"On se caille là!"
Thus spake the manageress of the Maison de la Bible yesterday. I was replacing Pat for her Tuesday morning because Catrin has tonsillitis - une angine blanche. I'm not sure there's much we can do about her tonsillitis - they're usually viral and very contagious, so we just have to keep her well fed and watered, and rested, of course. But back to the Maison de la Bible.
I knew that when it's very cold you can say informally, "ça caille".
In the supermarket they sell "Caillé", which seems to be a yogurt-like dessert from the Basque country. It's made by clotting milk with rennet. Especially sheep's milk and sheep rennet, to be authentic.
OK. So we're getting there. "ça caille" would mean something like "It's setting" or "it's clotting" or "it's forming a gel." How do you say it's freezing in French? Yes, "ça gèle".
So "on se caille là" means, we're freezing ourselves here (or there).
It's perishingly cold in Bordeaux at the moment, and the Maison de la Bible has thick stone walls. We have two oil-filled radiators, both down the counter end of the shop, but they don't make much impression. Behind the shop is a kind of conservatory/scullery with a wired glass roof.

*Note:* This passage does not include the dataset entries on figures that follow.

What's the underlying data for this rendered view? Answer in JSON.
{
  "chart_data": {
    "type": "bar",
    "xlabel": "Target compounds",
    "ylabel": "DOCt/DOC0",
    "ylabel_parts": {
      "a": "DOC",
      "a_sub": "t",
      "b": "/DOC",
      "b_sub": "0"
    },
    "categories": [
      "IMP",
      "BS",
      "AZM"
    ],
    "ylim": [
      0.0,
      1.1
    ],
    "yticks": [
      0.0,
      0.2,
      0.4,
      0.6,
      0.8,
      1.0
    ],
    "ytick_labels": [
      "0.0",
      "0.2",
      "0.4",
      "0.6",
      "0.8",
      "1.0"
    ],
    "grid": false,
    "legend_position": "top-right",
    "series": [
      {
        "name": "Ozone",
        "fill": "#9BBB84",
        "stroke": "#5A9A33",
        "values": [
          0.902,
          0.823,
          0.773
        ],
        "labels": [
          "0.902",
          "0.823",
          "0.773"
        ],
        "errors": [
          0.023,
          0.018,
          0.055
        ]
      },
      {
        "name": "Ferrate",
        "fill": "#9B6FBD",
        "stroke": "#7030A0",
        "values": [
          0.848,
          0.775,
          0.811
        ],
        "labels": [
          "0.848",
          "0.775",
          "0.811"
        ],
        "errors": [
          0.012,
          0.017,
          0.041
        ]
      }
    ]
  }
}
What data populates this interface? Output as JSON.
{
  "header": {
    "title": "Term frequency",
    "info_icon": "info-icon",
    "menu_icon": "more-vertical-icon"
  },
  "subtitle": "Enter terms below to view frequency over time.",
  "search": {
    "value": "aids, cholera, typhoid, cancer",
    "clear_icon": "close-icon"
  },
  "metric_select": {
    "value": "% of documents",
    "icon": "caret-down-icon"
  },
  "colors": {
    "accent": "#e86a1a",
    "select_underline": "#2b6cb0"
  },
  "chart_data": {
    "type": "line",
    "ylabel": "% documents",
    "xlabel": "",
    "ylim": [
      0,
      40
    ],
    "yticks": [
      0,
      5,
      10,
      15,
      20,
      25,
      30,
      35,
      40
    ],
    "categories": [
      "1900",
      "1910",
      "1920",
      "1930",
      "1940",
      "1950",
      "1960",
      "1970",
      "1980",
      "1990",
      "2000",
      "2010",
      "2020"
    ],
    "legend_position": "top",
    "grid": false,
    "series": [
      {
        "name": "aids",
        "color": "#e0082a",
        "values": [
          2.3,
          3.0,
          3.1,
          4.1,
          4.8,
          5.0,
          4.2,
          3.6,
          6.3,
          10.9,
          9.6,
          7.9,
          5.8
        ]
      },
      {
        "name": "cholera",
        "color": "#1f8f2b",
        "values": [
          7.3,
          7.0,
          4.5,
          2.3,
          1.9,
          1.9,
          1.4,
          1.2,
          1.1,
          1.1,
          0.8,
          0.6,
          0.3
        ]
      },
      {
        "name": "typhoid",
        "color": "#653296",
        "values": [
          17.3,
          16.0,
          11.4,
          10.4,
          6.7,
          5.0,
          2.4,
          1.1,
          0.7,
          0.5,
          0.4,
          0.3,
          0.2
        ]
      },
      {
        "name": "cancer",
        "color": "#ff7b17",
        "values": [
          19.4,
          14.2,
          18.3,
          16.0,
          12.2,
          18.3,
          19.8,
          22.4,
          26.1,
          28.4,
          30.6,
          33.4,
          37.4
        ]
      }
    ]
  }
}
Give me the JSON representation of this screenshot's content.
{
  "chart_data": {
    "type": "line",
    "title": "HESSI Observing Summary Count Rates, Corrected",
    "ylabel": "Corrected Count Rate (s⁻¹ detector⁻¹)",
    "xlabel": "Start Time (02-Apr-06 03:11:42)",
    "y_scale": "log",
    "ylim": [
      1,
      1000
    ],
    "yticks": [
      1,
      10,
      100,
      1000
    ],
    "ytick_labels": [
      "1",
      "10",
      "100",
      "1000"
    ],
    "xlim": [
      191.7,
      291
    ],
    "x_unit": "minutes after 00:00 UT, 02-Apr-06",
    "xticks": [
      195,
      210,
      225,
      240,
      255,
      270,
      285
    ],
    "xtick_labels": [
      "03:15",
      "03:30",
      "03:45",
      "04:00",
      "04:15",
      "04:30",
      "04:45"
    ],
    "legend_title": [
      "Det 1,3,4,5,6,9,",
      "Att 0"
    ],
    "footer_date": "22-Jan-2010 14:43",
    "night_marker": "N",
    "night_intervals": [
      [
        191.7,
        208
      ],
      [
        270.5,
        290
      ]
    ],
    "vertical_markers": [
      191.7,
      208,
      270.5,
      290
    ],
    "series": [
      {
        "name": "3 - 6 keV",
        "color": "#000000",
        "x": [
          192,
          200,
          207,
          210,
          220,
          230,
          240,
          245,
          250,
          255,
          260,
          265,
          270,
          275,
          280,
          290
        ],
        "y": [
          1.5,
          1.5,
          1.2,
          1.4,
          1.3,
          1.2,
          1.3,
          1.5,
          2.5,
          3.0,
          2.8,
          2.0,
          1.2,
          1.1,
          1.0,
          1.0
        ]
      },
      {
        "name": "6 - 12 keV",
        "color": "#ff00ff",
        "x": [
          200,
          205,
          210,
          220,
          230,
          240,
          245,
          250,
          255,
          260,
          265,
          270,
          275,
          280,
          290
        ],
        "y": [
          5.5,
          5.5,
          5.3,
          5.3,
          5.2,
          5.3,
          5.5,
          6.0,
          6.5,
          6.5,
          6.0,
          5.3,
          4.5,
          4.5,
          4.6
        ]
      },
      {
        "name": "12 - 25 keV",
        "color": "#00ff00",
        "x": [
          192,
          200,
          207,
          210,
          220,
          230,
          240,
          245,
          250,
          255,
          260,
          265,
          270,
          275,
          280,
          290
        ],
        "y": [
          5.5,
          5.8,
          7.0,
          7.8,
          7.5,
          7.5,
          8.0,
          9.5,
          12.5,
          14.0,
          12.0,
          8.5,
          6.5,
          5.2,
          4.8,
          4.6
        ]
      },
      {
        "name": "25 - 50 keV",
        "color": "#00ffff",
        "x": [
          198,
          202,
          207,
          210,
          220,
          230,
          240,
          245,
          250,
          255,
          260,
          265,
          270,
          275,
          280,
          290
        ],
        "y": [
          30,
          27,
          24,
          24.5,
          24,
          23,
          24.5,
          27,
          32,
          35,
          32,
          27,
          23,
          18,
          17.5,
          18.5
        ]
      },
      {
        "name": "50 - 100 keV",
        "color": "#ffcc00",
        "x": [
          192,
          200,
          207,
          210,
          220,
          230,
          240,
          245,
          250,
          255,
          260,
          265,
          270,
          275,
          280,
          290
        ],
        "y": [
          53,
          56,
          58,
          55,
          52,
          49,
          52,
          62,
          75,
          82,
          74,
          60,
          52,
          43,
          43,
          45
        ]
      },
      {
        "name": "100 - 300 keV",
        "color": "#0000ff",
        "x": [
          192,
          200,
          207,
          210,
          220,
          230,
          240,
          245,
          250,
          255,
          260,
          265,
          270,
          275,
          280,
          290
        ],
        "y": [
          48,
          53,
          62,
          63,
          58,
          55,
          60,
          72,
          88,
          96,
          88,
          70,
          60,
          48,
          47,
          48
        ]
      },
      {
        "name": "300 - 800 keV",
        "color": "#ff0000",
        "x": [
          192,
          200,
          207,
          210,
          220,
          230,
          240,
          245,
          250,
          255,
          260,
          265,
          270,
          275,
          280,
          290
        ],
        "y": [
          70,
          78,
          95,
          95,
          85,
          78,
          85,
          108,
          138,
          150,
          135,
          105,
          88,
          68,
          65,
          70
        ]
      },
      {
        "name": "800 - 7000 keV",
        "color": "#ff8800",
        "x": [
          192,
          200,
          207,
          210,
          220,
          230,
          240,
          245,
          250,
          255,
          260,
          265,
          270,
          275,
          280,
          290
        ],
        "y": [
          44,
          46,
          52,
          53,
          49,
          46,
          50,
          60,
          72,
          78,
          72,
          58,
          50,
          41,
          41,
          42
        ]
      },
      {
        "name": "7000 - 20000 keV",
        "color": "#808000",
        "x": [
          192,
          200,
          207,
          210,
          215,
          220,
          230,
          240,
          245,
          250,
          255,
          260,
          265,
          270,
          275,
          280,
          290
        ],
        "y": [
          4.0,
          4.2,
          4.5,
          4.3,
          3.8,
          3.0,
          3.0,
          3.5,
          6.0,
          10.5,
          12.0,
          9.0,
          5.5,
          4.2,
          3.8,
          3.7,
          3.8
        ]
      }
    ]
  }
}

That's where we make hot drinks and where the loo is, so you can imagine how cold it is in there! Normally it's not a huge problem, but at the moment it's cold overnight and then grey all day so the city is just hardly warming up at all.
Brrrr. It's not much better at home where we're burning the remainder of last year's firewood, which means all the huge bits that don't catch all that well.
Still, not long now and this winter will be behind us!